Glioblastoma Response Prediction and Tumor and Organ-at-Risk Segmentation with Radiomics and Deep Learning
Author Block: A. Mora Rubio1, C. Bravo Vergara1, M. Beser-Robles1, G. Ribas1, P. Garcia Verdu1, I. Popp2, A. L. Grosu2, L. Marti-Bonmati1, M. Carles Fariña1; 1Valencia/ES, 2Freiburg/DE
Purpose: The current standard treatment for Glioblastoma Multiforme (GBM) involves radiation therapy (RT) and requires manual tumour segmentation, which is labour-intensive and susceptible to inter-observer variability. Additionally, given the high recurrence rate of GBM patients, accurate response prediction methods can help to improve patient prognosis stratification and optimize treatment plans. The aim of this study is to develop and evaluate automatic segmentation methods based on deep learning and assess the ability of mathematical models employing clinical and radiomics features (RF) to improve the accuracy of response prediction.
Methods or Background: The study included 253 patients with primary/recurrent GBM, prospectively (185) and a retrospectively recruited in 13 institutions. The open-source cohort BraTS2021 of primary glioma patients was also used. The nnU-Net open-source framework was used to develop models for Enhancing Tumour, Peritumoral Edema, RT Planning Target Volume and six Organs-at-Risk, based on segmentation performed by neuroradiologist and radiation oncologist. For response prediction in recurrent GBM of the prospective cohort, the Cox Proportional Hazard and Logistic Regression models for overall survival, time to progression, and early recurrence prediction, were applied.
Results or Findings: The segmentation models achieved good to excellent performance, with average DSC scores in the test set of 0.79 (0.69-0.98). Clinical and MR-RF showed significant discrimination between patients with early and late progression on validation and test sets (p < 0.05 in Kaplan-Meier curves). Wavelet transform RF and clinical features like age, methylation status, and tumour localisation were notably significant predictors.
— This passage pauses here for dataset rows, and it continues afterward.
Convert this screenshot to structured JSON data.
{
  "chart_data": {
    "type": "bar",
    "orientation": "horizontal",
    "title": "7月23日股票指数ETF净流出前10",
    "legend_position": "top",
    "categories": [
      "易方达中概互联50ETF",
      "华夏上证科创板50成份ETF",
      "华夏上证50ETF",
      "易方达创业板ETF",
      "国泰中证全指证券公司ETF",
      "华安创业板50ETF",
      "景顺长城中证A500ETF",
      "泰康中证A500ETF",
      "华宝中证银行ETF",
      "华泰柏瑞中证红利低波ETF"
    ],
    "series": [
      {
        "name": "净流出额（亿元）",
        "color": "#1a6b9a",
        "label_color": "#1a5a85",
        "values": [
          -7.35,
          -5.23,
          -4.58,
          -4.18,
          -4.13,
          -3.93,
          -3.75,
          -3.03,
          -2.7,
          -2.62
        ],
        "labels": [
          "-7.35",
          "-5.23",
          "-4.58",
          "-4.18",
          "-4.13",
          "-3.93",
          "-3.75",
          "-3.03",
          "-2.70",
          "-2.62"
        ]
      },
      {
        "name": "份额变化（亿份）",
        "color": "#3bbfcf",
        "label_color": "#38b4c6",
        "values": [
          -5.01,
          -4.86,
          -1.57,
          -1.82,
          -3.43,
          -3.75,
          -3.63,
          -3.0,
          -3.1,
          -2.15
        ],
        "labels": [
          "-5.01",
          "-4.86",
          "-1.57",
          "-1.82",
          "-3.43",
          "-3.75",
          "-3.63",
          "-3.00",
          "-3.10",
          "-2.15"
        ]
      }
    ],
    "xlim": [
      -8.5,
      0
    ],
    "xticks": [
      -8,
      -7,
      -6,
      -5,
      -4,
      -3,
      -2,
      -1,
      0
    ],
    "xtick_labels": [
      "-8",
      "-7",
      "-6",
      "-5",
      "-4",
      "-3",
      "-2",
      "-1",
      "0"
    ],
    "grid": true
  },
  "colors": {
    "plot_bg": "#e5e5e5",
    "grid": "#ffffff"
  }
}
Conclusion: The good performance of the automatic segmentation models supports their use in clinical workflows to simplify procedures, reduce time investment, and increase robustness. Radiomics analysis suggested that the MR-RF model has potential for predicting time to progression.
Limitations: Ongoing work is about the FET-PET complementary information.
Funding for this study: This work was supported by the MATTO-GBM Project under the European TRANSCAN-3 ERA-NET 2022 Program, funded by ISCIII (AC23_1/00012), FAECC (TRANSCAN2022-784-104), and the European Union through the Next Generation EU Funds. The funders had no role in study design, data collection and analysis, decision to publish, or preparation of the manuscript.
Has your study been approved by an ethics committee? Yes
Ethics committee - additional information: All patients gave written informed consent according to institutional and federal guidelines. All study protocols were approved by the corresponding ethics committee.